How to Work from Home as a Creative Person

(Or, How to Make Enough Money at Your Hobby to Tell Your Boss to Go Fuck Him/Herself)


I have five fool-proof ways to become successful enough at your creative outlet to justify quitting your day job. These five pieces of advice will work for anyone. I should know, because they worked for me!


#1. Win the lottery. Nothing provides financial freedom like being suddenly rich as balls. I'm still mastering this step, but I've heard it's the perfect way to be able to write books and stay home all day watching Netflix.


#2. Have a huge penis or perfect breasts and be willing to video tape yourself performing sexual acts. You don't have to be a pornographer, but you must have a video camera. Sex sells, and people love watching people fuck. Even amateurs. Hell, in some circles, especially amateurs. I've not mastered this skill yet either, but I've done plenty of research in my time.
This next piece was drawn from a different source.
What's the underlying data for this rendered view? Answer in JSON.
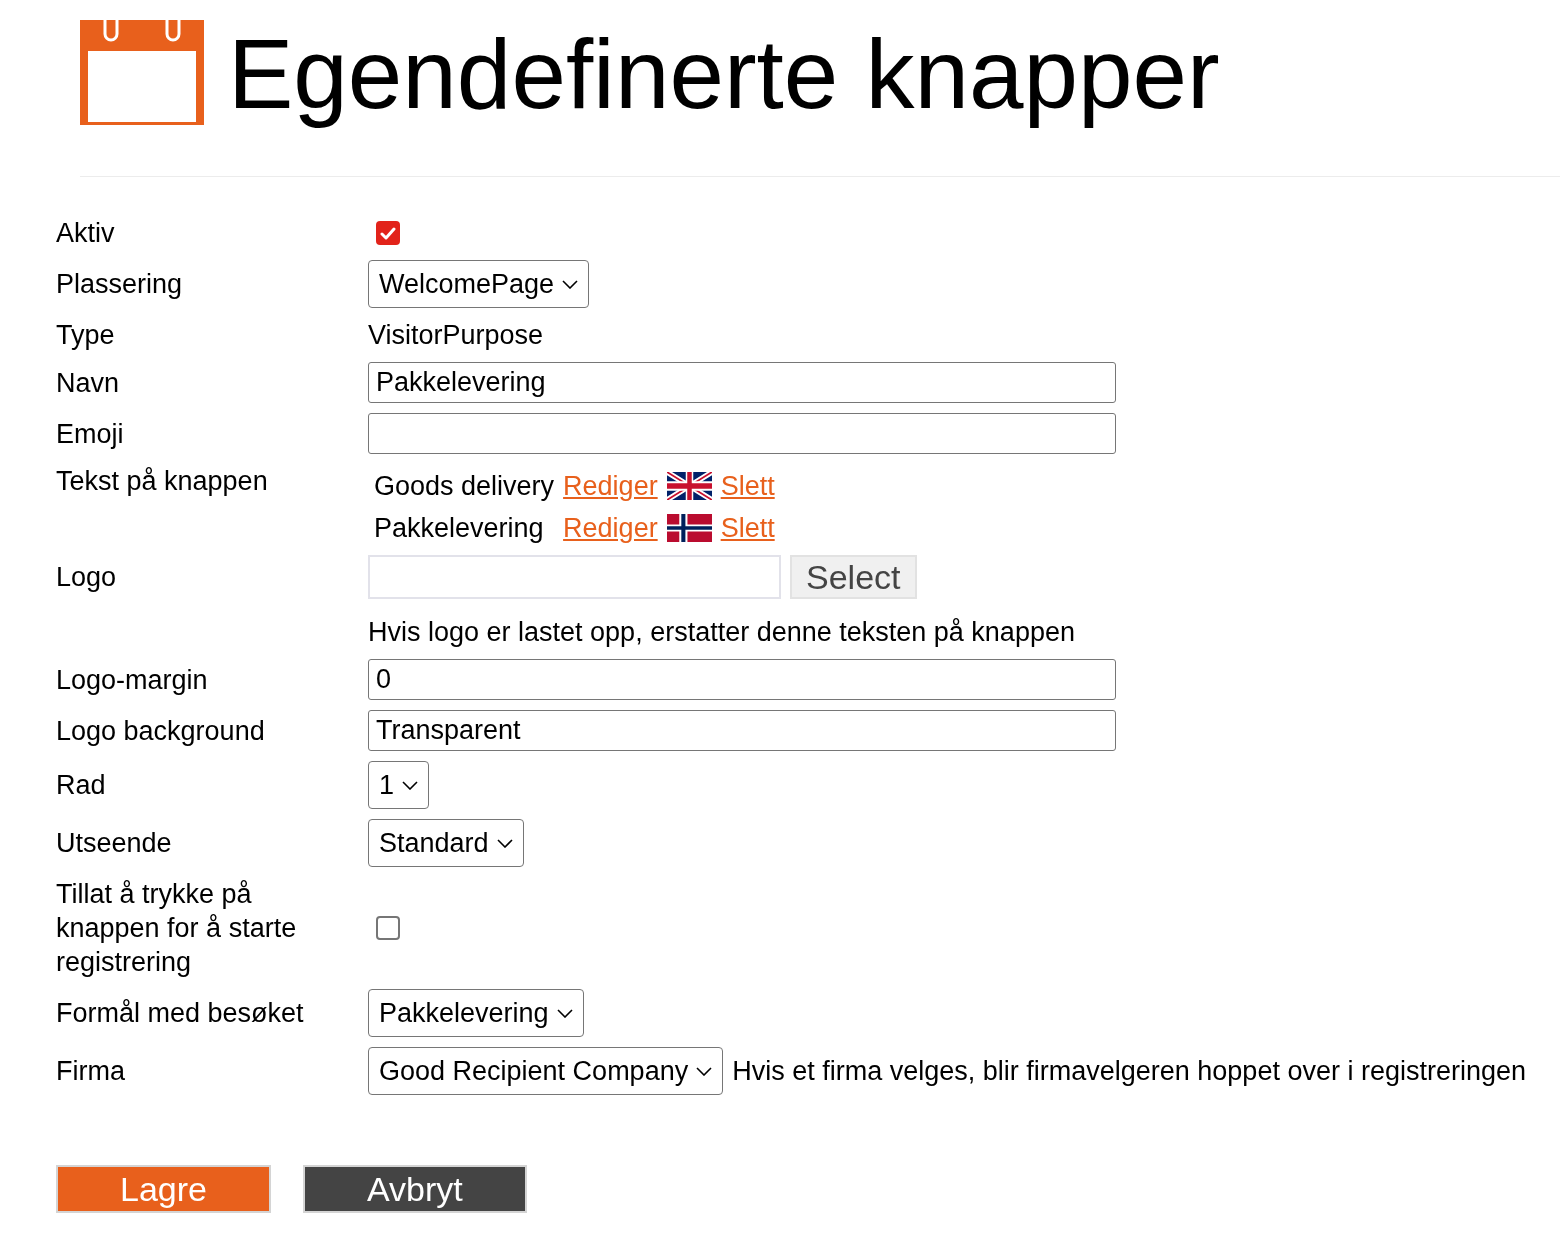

#3. Speaking of selling sex, write erotica. You don't even have to be good at it. Your work can be riddled with errors and stupidity and people will still buy your work. Most of these people will buy it simply to make fun of you in their book groups, but they bought it, so what do you care. Pro Tip: Throw in sex with monsters, dinosaurs, or robots for even more sales.


#4. Fuck someone important. Find someone whom others listen to and fuck their brains out. Once you're done fucking that person, tell them that you've written a book and would love if they'd pimp your shit. This does not make you a whore. It makes you a business person. Fun for men and women alike!


#5. Get lucky. That's how the majority of us do it. Seriously, there's no special formula to success in this ever-changing literary world. People's tastes change, and you're only ever as good as your last book. You can email me everyday asking me advice and I will always tell you the same thing: I got lucky. I don't buy ads, I don't spam people, I don't seek out review swaps, none of that. I write, I publish, and I sit back and hope that each story finds an audience. It's that simple, and that hard. Do I think this will last forever? Nope. Am I rich? Nope. I make enough off my writing to pay the bills. This is my job, and I'll be the first one to tell you that I'm lucky enough to say that.


This has been a public service announcement brought to you in part by the letter E.